The giant screens at AT&T headquarters immerse you among chirping birds in the piney woods of East Texas.
Rodney Hawkins, a producer and journalist in Dallas, led a team that created the exhibit, called "The Mount Experience". He was inspired to start researching his family history when heard stories from his grandmother about growing up on her family's sharecropping farm. The journey led him to the cemetery.

"It had almost been 30 to 40 years since Old Mount Gillion Cemetery, where my ancestors rest, had a cemetery that was fully functional and that you could actually recognize," he said. "And the reason why we needed to restore it is it sits in the middle of the piney woods, which is in deep East Texas."
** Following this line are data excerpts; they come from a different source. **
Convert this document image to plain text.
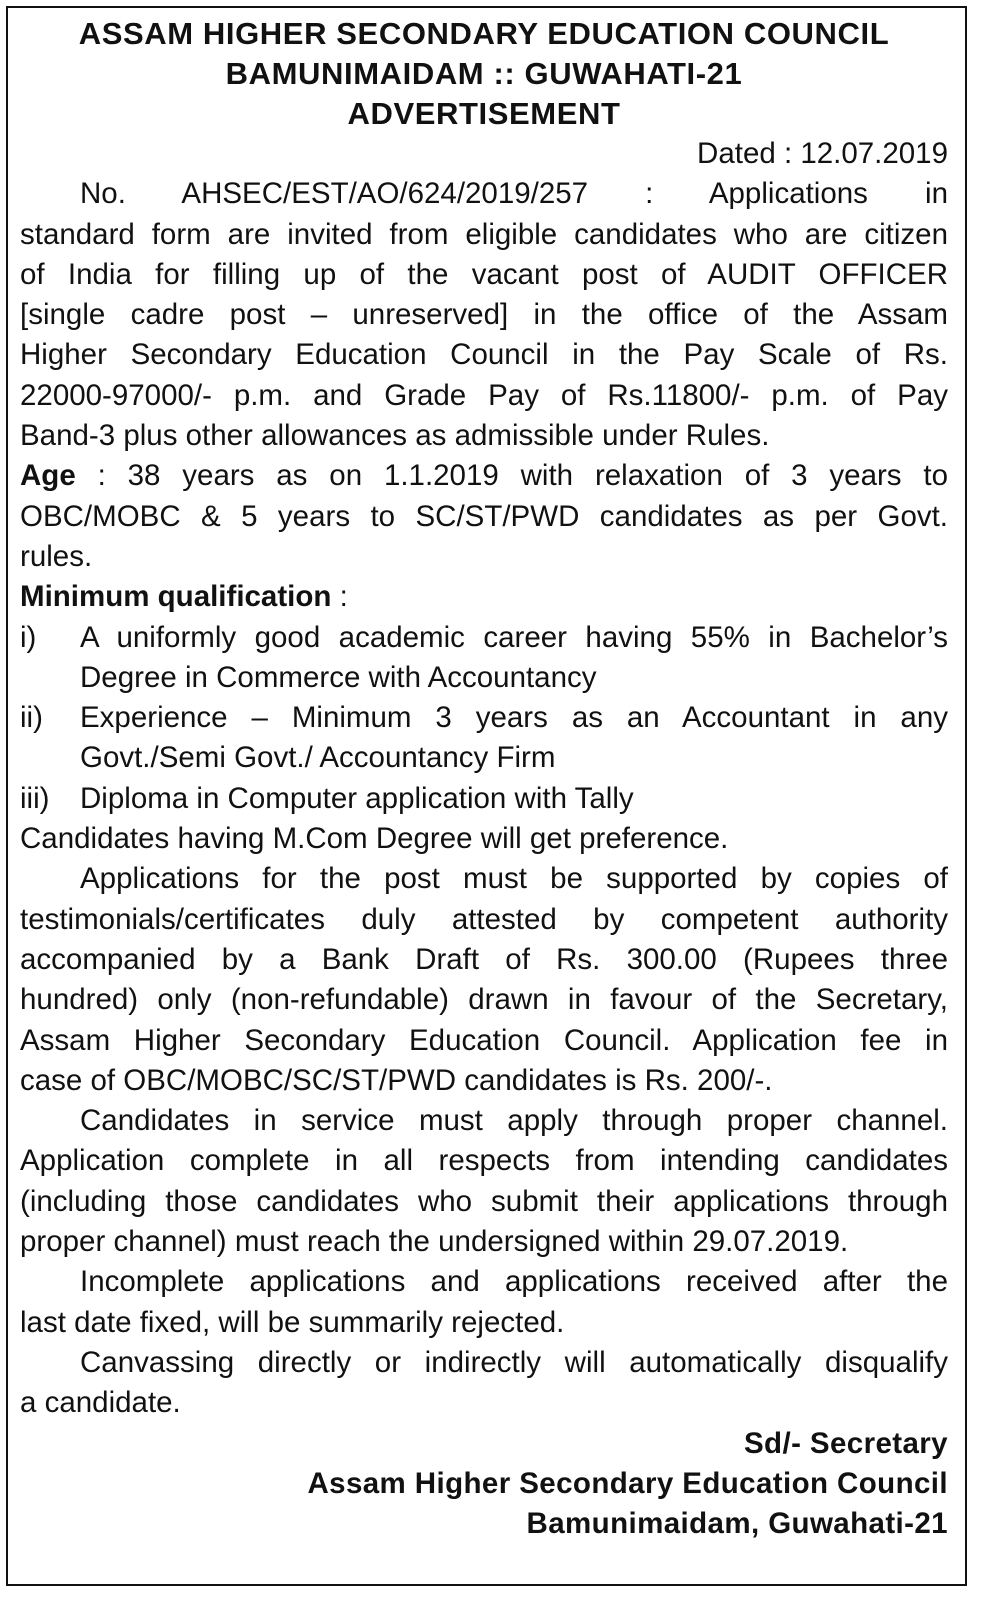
ASSAM HIGHER SECONDARY EDUCATION COUNCIL
BAMUNIMAIDAM :: GUWAHATI-21
ADVERTISEMENT
Dated : 12.07.2019

No. AHSEC/EST/AO/624/2019/257 : Applications in

standard form are invited from eligible candidates who are citizen

of India for filling up of the vacant post of AUDIT OFFICER

[single cadre post – unreserved] in the office of the Assam

Higher Secondary Education Council in the Pay Scale of Rs.

22000-97000/- p.m. and Grade Pay of Rs.11800/- p.m. of Pay

Band-3 plus other allowances as admissible under Rules.

Age : 38 years as on 1.1.2019 with relaxation of 3 years to

OBC/MOBC & 5 years to SC/ST/PWD candidates as per Govt.

rules.

Minimum qualification :

i)	A uniformly good academic career having 55% in Bachelor’s

Degree in Commerce with Accountancy

ii)	Experience – Minimum 3 years as an Accountant in any

Govt./Semi Govt./ Accountancy Firm

iii)	Diploma in Computer application with Tally

Candidates having M.Com Degree will get preference.

Applications for the post must be supported by copies of

testimonials/certificates duly attested by competent authority

accompanied by a Bank Draft of Rs. 300.00 (Rupees three

hundred) only (non-refundable) drawn in favour of the Secretary,

Assam Higher Secondary Education Council. Application fee in

case of OBC/MOBC/SC/ST/PWD candidates is Rs. 200/-.

Candidates in service must apply through proper channel.

Application complete in all respects from intending candidates

(including those candidates who submit their applications through

proper channel) must reach the undersigned within 29.07.2019.

Incomplete applications and applications received after the

last date fixed, will be summarily rejected.

Canvassing directly or indirectly will automatically disqualify

a candidate.

Sd/- Secretary
Assam Higher Secondary Education Council
Bamunimaidam, Guwahati-21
Hawkins says this is just one of many efforts to restore historical Black burial sites across the country.
He says the project also helped them discover family members.
"We were able to find out relatives that we didn't know were relatives, we thought were neighbors, friends," he said. "But through this cemetery we're able to connect so many dots that even looking in Ancestry and looking into our history and records, we wouldn't have been able to if we didn't have the actual physical piece."
Hawkins hopes this exhibition will inspire others to explore their family's past, and record their elders.
The exhibit features photographs from the restoration project by Dallas photographer Kwesi Yanful. There's an immersive entrance to the cemetery, and works from Dallas artists T’Ria Hurd and Trevor Donaldson.
"The Mount Experience" is up at AT&T Headquarters in the AT&T Discovery District through February 21st.